Hernandez was shown still photos taken from his body camera video of the acorn bouncing off the roof of his patrol car, the internal investigation report says. Investigators asked whether it was possible the noise he heard could have been the acorn.
“I’m not gonna say no, because, I mean, that’s what I heard,” Hernandez said. “What I heard sounded what I think would be louder than an acorn hitting the roof of the car, but there’s obviously an acorn hitting the roof of the car.”
Internal investigation
The sheriff’s Office of Professional Standards conducted an internal investigation into Hernandez and Roberts’ actions on Nov. 12.
Hernandez’s use of force was determined not to be objectively reasonable, and it violated the policy regarding the “excessive use of control to resistance,” the investigation concluded. He resigned in December while under investigation.
Roberts was exonerated, as the Office of Professional Standards found her use of deadly force to have been objectively reasonable.

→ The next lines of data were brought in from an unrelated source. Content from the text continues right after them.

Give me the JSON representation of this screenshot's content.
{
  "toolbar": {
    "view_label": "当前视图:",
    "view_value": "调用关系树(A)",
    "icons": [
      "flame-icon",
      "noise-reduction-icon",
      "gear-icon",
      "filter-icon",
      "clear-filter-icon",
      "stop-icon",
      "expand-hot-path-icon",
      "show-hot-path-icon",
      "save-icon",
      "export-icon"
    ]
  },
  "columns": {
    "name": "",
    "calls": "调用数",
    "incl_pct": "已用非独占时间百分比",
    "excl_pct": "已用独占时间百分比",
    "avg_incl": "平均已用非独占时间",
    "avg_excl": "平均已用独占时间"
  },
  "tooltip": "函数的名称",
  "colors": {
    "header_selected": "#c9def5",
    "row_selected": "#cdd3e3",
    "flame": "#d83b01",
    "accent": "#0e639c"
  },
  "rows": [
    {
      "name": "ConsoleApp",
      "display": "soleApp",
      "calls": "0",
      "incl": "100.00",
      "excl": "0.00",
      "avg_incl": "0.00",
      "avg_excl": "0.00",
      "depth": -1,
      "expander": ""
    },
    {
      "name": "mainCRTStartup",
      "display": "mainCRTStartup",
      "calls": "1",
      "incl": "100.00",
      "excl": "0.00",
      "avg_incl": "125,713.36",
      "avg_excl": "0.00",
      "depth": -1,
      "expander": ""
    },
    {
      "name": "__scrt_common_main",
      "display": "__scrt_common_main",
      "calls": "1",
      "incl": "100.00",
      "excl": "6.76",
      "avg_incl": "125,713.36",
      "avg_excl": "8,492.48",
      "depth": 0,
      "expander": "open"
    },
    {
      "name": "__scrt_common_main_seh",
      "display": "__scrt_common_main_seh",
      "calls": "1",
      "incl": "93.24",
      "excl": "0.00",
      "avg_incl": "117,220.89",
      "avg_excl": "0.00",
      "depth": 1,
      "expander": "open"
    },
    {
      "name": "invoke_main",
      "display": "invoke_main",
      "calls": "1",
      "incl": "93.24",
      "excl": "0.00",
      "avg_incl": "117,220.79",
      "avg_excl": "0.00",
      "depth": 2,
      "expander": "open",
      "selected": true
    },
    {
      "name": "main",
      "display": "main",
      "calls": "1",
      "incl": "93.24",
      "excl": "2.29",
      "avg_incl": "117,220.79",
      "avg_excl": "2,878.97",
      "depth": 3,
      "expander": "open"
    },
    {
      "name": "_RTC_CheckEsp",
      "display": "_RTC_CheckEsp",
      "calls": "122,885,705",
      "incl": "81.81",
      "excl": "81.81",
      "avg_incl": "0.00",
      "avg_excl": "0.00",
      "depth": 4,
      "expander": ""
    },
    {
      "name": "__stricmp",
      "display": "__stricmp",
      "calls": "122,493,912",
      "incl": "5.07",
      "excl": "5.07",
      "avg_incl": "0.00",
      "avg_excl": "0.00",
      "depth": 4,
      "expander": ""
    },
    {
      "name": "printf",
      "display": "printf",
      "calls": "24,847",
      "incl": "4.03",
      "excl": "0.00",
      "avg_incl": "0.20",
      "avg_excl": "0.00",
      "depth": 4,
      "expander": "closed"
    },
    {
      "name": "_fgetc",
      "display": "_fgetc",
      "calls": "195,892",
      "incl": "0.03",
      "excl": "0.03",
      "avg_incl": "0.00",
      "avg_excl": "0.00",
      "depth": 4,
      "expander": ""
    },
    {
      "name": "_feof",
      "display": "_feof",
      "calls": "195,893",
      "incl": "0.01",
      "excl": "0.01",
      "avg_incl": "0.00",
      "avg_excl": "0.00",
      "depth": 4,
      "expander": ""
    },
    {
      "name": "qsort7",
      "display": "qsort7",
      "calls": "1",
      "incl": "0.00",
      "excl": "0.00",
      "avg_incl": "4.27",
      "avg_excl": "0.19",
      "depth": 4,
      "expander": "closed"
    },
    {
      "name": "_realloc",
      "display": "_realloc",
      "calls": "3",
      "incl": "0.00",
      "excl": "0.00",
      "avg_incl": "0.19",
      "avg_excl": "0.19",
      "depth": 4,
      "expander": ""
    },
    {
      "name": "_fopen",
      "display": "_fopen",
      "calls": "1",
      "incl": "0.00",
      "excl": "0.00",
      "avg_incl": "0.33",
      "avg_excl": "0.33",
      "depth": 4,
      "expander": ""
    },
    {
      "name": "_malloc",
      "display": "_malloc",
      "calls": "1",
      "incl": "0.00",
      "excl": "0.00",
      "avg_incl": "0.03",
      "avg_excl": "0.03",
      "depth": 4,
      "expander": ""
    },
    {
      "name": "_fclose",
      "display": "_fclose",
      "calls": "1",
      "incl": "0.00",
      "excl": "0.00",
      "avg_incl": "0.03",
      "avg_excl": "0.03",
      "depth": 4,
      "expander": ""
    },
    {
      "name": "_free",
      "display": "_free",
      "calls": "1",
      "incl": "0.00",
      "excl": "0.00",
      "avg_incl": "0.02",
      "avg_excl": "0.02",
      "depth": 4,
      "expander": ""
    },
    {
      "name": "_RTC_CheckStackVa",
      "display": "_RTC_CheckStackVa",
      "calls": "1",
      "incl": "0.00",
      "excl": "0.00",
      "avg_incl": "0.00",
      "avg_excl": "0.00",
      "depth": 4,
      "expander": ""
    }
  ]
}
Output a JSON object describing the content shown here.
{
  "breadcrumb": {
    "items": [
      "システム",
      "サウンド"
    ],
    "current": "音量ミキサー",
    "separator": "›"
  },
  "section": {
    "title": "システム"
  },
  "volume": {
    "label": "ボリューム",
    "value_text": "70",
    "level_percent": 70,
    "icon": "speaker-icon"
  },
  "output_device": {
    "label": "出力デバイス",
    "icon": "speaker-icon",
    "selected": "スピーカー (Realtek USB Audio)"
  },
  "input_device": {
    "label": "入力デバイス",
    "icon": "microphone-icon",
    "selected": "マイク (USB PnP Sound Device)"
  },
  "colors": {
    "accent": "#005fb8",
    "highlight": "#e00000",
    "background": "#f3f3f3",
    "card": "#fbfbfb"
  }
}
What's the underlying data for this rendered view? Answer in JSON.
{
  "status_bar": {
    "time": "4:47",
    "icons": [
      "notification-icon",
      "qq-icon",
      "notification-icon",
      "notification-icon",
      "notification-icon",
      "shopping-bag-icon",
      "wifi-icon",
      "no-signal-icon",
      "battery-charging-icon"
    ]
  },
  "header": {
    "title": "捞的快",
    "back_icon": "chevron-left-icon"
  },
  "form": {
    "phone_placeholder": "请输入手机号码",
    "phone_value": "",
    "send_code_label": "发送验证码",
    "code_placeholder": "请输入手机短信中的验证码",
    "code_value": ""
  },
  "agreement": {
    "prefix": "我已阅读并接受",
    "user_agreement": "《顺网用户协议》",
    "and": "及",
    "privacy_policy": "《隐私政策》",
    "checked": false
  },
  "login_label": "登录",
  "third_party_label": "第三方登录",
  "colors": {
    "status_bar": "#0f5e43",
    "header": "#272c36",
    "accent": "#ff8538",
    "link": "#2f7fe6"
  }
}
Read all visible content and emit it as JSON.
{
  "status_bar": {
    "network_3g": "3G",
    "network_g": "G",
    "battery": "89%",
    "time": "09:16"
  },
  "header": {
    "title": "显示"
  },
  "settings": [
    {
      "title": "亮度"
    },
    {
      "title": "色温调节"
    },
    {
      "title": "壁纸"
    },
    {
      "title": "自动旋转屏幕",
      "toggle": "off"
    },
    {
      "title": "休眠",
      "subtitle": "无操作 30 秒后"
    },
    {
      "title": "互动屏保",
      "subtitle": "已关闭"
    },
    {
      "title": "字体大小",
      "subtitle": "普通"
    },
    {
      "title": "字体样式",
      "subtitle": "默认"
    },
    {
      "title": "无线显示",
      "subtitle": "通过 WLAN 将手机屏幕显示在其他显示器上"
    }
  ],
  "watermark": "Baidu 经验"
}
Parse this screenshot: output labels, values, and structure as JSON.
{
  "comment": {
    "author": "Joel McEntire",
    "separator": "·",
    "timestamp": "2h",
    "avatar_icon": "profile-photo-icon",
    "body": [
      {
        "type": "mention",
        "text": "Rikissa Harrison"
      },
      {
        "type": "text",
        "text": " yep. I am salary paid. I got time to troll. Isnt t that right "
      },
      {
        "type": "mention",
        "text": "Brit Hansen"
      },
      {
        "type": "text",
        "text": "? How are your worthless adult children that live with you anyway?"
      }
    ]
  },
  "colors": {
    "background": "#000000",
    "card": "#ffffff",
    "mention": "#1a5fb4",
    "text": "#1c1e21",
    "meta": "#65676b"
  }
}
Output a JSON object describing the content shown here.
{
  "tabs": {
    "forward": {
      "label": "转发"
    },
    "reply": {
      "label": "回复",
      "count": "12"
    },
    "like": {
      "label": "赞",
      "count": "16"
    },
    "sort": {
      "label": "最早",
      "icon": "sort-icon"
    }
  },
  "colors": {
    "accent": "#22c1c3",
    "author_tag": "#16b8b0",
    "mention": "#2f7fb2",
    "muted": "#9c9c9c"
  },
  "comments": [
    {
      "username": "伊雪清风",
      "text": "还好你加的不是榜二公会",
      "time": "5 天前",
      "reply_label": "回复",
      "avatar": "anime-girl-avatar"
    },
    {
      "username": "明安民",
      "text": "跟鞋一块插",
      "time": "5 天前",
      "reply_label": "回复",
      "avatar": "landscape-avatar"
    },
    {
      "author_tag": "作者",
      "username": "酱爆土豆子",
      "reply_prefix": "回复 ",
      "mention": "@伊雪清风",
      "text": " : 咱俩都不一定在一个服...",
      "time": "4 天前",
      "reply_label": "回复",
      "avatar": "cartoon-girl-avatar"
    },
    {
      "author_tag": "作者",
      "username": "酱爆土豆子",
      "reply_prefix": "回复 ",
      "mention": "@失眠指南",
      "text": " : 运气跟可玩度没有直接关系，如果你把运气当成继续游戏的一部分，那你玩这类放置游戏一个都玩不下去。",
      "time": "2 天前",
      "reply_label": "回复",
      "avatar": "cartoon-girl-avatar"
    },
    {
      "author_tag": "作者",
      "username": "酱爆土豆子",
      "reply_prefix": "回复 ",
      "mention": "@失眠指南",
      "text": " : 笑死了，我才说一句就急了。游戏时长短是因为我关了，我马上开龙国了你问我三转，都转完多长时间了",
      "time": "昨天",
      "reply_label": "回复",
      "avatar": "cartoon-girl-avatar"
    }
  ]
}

The sheriff’s Criminal Investigations Division reviewed the incident for possible criminal charges. The sheriff’s office also requested an independent review by the First Judicial Circuit state attorney’s office. No probable cause for criminal charges was found, according to the news release.
“We understand this situation was traumatic for Mr. Jackson and all involved and have incorporated this officer involved shooting it into our training to try to ensure nothing similar happens again,” Sheriff Eric Aden said. “We are very thankful Mr. Jackson wasn’t injured and we have no reason to think former Deputy Hernandez acted with any malice.”